- Genre: music variety
- Written by: Saul Ilson Frank James
- Directed by: Bill Davis
- Presented by: Bill Walker
- Country of origin: Canada
- Original language: English
- No. of seasons: 4

Production
- Producer: Norman Sedawie
- Running time: 30 minutes

Original release
- Network: CBC Television
- Release: 9 July 1959 – 25 June 1964

= Parade (TV series) =

Canadian music variety television series

Parade is a Canadian music variety television series which aired on CBC Television from 1959 to 1964.

==Premise==
Parade was created as an open-format entertainment series which covered most music styles and included comedy performances.
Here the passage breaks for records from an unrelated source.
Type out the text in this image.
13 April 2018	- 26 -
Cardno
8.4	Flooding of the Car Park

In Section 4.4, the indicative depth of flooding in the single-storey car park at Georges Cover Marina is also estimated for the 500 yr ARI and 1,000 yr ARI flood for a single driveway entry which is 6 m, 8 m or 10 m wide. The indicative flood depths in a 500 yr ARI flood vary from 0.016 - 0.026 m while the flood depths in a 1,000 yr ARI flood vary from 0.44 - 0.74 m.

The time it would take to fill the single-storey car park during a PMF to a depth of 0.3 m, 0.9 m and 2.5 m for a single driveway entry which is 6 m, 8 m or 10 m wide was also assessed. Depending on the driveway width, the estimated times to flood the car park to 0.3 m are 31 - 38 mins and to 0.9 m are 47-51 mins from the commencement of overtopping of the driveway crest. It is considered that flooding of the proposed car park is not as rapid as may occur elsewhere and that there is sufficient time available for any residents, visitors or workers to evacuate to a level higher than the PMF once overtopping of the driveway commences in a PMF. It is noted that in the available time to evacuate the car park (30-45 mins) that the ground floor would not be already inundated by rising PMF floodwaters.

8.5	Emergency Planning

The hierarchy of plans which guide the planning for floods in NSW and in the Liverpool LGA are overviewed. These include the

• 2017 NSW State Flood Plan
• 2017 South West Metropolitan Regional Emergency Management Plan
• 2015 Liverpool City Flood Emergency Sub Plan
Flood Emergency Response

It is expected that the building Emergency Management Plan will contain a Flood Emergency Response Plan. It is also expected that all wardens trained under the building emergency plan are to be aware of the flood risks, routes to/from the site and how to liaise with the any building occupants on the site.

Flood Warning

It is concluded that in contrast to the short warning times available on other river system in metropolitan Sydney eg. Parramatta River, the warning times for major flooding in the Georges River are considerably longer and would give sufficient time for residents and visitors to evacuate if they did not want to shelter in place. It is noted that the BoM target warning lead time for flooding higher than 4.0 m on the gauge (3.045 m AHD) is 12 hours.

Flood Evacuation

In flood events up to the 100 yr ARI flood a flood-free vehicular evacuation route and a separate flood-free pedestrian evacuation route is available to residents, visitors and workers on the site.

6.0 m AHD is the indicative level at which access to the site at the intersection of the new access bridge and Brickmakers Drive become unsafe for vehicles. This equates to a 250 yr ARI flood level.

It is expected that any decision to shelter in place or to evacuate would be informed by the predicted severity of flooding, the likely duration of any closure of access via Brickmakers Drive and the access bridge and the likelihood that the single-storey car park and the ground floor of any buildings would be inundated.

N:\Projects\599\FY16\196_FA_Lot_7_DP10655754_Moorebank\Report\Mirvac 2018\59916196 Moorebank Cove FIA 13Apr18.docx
Sometimes an episode would focus on one particular performer, while another episode could feature various entertainers under a particular theme.

The series featured Canadian artists such as the Canadian Opera Company, Maynard Ferguson, Oscar Peterson, the Toronto Symphony Orchestra and the Billy Van Four. Featured international performers included Ernestine Anderson, Pete Seeger and Jonathan Winters. Wayne and Shuster provided their interpretation of James Thurber's Many Moons in a 1963 episode. The "Sing, Sing, Sing" episodes of Parade were recurring occasions which featured Pat Hervey and the Gino Silvi Singers leading a sing-along, supplemented by dance performances from a troupe choreographed by Alan Lund supported by an orchestra led by Bert Niosi.

==Reception==
In early 1962, Parade was ranked Canada's 17th most popular series according to national ratings by Elliott-Haynes.

==Scheduling==
This half-hour series was broadcast as follows (times in Eastern):

| Day | Time | Season run |
|---|---|---|
| Thursdays | 8:00 p.m. | 9 July to 17 September 1959 |
| Tuesdays | 9:30 p.m. | 19 July to 20 September 1960 |
| Thursdays | 9:30 p.m. | 13 July to 7 September 1961 |
| Sundays | 7:30 p.m. | 17 September 1961 to 24 June 1962 |
| Wednesdays | 8:30 p.m. | 4 July to 19 September 1962 |
| Wednesdays | 8:30 p.m. | 26 September 1962 to 3 July 1963 |
| Thursdays | 9:30 p.m. | 26 September 1963 to 25 June 1964 |

The episodes from July to September 1962 were rebroadcasts from the two previous seasons.

The series was cancelled after 1964 due to reported reductions in CBC's variety budget. Norman Sedawie, Parades producer, then left CBC for work in America.